Is equivalent to running

lbp_print pdf --output ~/Desktop/testing --verbosity debug \
    --local ~/Transcriptions/49-prooemium/da-49-prooemium.xml \
    ~/Transcriptions/49-l1q1/da-49-l1q1.xml \
    ~/Transcriptions/49-l3q15/da-49-l3q15.xml

Such recipes can be very useful when creating the same group of items with a specific configuration multiple times with good confidence that the configuration is stable.

Caching

The module includes a caching feature. It is disabled by default, but if you regularly process the same files (either from remote or local sources), this can save you a lot of waiting time.

When you configure a cache directory with the option --cache-dir, all completed files will be stored there and reused whenever the you input an exactly identical file to be compiled with exactly the same xslt script.

It works as follows. Whenever an XML file is received, and the proper XSLT conversion script is identified, a unique hash value is computed based on the content of those two files. This means that as soon as one of those two files changes a completely new hash value is produced. Completed tex and pdf files are stored in the --cache-dir (using the hash value and file extension as basename). Before any processing the script checks whether a file with the current hash value is present in the cache.

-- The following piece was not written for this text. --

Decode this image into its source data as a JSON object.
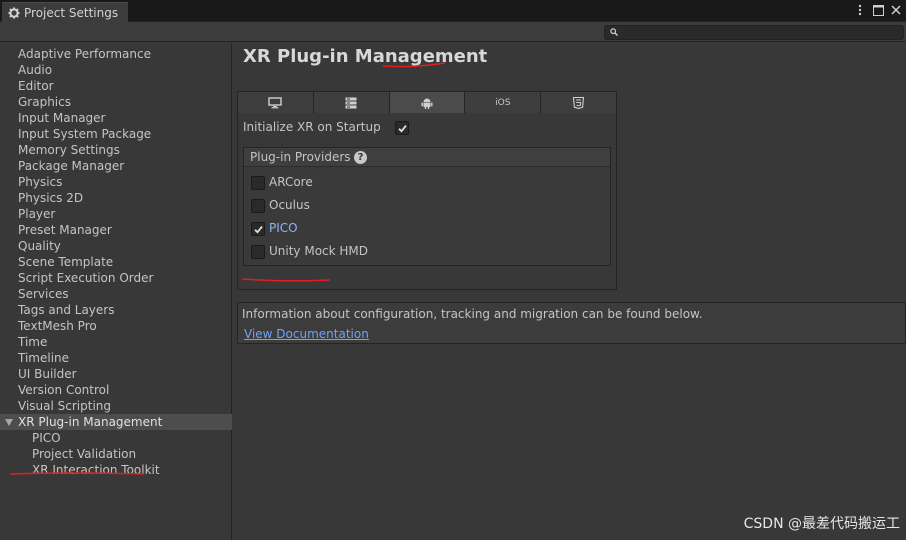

If it finds something, it returns that to you and saves you the waiting time of compilation (especially tex compilations can take annoyingly long time).

The caching system makes sure that only the most recent version of every file (based on resource id or file name) is stored to make sure it does not swell completely out of proportion. But this also means that the system will identify two files with the same filename (not full path, only the name of the file, such as Jandun, question 2.24.xml) as the same and remove the previous of the two from the cache. This will therefore lead to redundant rebuilding and caching when you compile different files with the same basename.